Interessant ist insbesondere der Vergleich zwischen Gold und Silber. Während beide Edelmetalle häufig gemeinsam betrachtet werden, signalisiert der Markt derzeit ein deutlich höheres Risiko bei Silber. Die erwartete Schwankungsintensität liegt dort um mehr als 70 Prozent höher als beim Goldpreis.
Auch Technologieaktien zeigen weiterhin eine erhöhte Nervosität. Der Nasdaq-100 weist zwar eine geringere Volatilität auf als Schwellenländer oder Silber, bewegt sich aber weiterhin klar über den Werten klassischer Standardwerteindizes.

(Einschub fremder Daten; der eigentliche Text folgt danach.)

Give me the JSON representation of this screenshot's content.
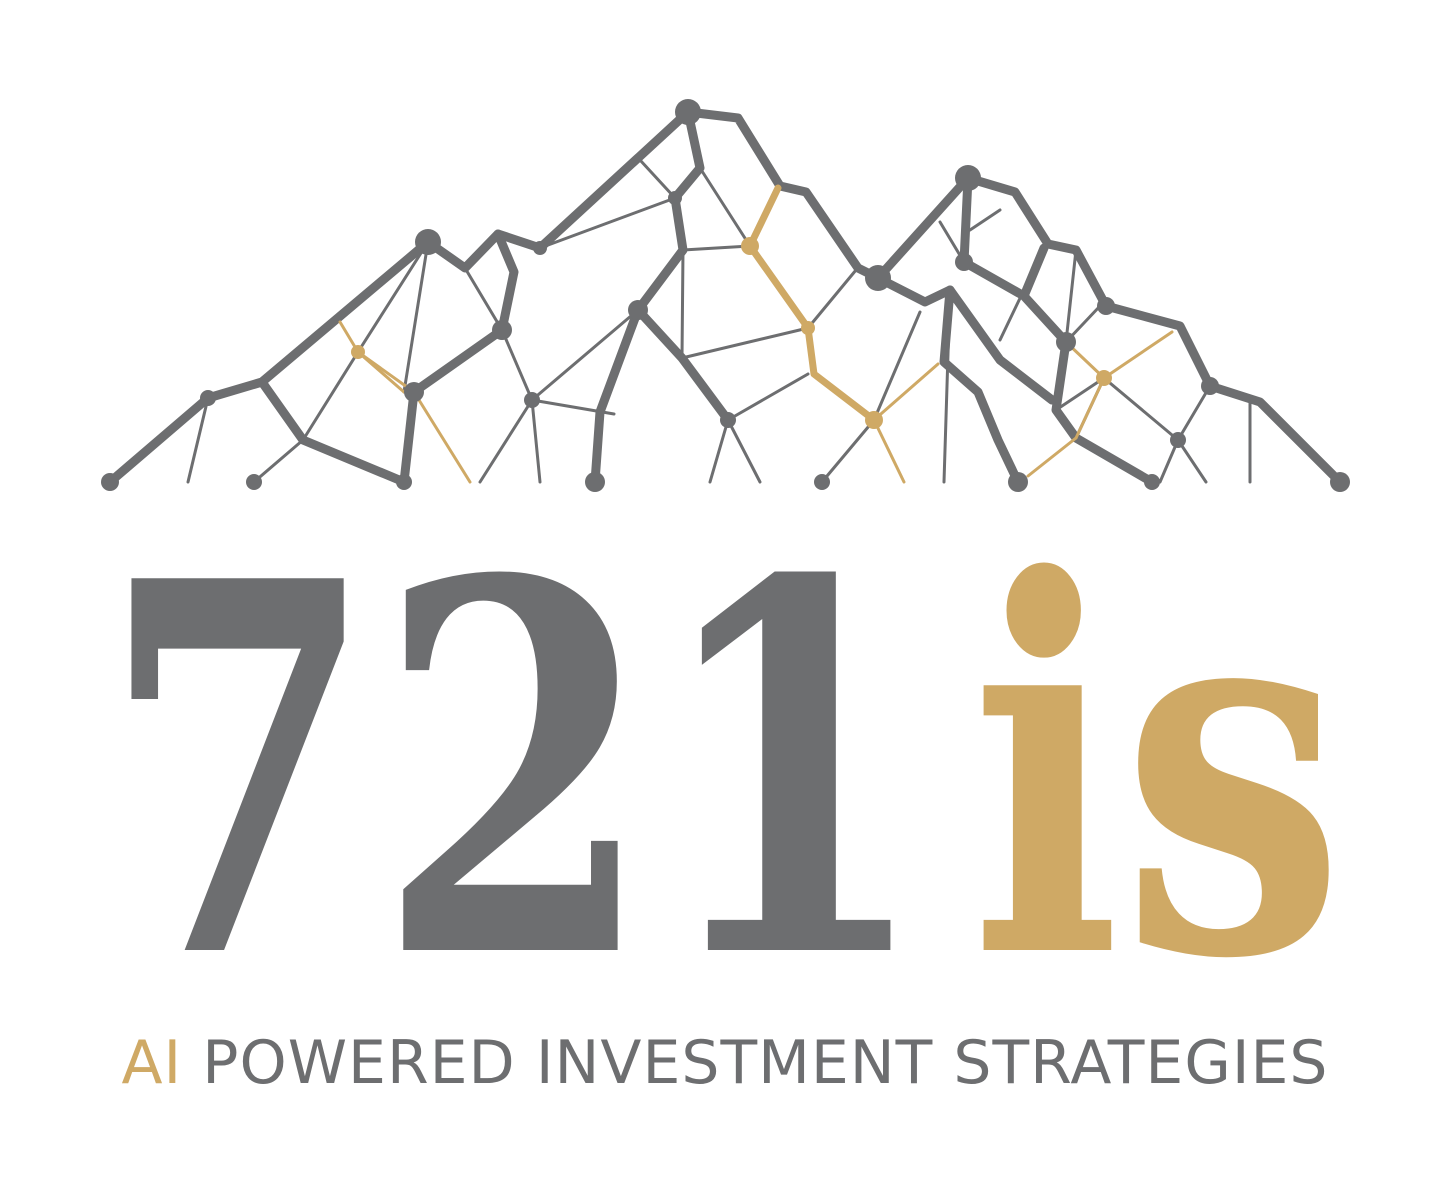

Standardwerte wirken weniger riskant
Die niedrigsten Volatilitätswerte finden sich aktuell bei etablierten Aktienmärkten der Industrieländer. Den geringsten Wert weist der Dow-Jones-Volatilitätsindex VXD mit 18,2 Punkten auf. Dahinter folgen der bekannte VIX für den S&P 500 sowie der VXEFA für Industrieländer außerhalb der USA mit jeweils 20,6 Punkten. Aus Sicht der Marktteilnehmer gelten große und breit diversifizierte Unternehmen damit derzeit als vergleichsweise stabil. Die Erwartung größerer Kursschwankungen fällt deutlich geringer aus als bei Rohstoffen, Edelmetallen oder Schwellenländeraktien.

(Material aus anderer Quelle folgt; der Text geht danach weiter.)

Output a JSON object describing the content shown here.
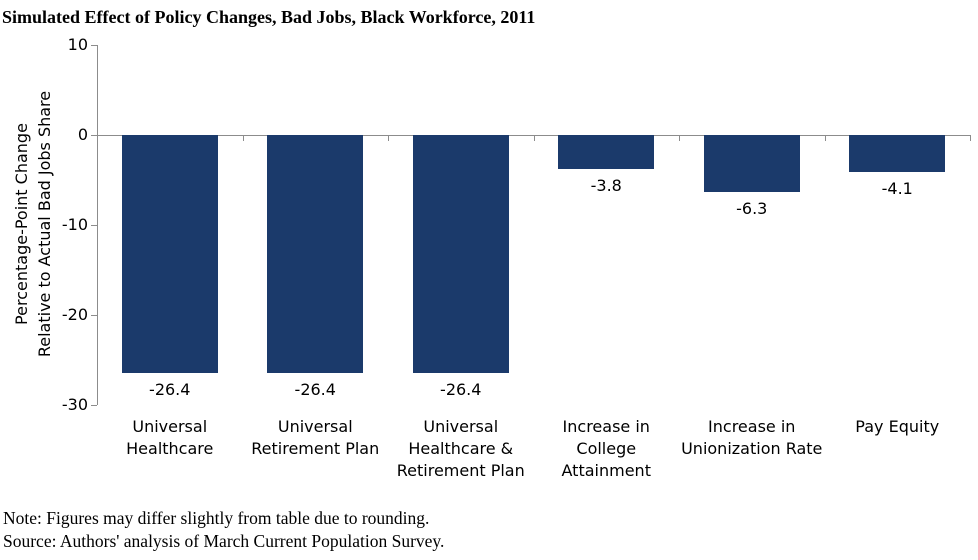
{
  "chart_data": {
    "type": "bar",
    "title": "Simulated Effect of Policy Changes, Bad Jobs, Black Workforce, 2011",
    "ylabel": "Percentage-Point Change\nRelative to Actual Bad Jobs Share",
    "xlabel": "",
    "categories": [
      "Universal\nHealthcare",
      "Universal\nRetirement Plan",
      "Universal\nHealthcare &\nRetirement Plan",
      "Increase in\nCollege\nAttainment",
      "Increase in\nUnionization Rate",
      "Pay Equity"
    ],
    "values": [
      -26.4,
      -26.4,
      -26.4,
      -3.8,
      -6.3,
      -4.1
    ],
    "data_labels": [
      "-26.4",
      "-26.4",
      "-26.4",
      "-3.8",
      "-6.3",
      "-4.1"
    ],
    "yticks": [
      10,
      0,
      -10,
      -20,
      -30
    ],
    "ylim": [
      -30,
      10
    ],
    "grid": "off",
    "legend": "none",
    "bar_color": "#1B3A6B",
    "axis_color": "#8C8C8C"
  },
  "notes": {
    "note_line": "Note: Figures may differ slightly from table due to rounding.",
    "source_line": "Source: Authors' analysis of March Current Population Survey."
  }
}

Fazit: Anleger sollten allerdings beachten, dass es sich bei den Volatilitätsindizes lediglich um finanzmathematische Kennzahlen handelt. Sie liefern wertvolle Hinweise auf die aktuelle Marktstimmung, ersetzen jedoch keine umfassende Analyse der jeweiligen Anlageklasse. Zudem stellen die Werte stets nur eine Momentaufnahme dar. Denn Volatilitäten können sich erheblich verändern. Was heute als besonders riskant erscheint, muss dies in einigen Monaten nicht mehr sein. So galt Gold im vergangenen Jahr zeitweise sogar als weniger schwankungsanfällig als der breit diversifizierte S&P-500-Index. Die aktuelle Rangliste verdeutlicht daher vor allem eines: Risiko ist keine feste Größe, sondern verändert sich kontinuierlich mit den Erwartungen und Einschätzungen der Marktteilnehmer.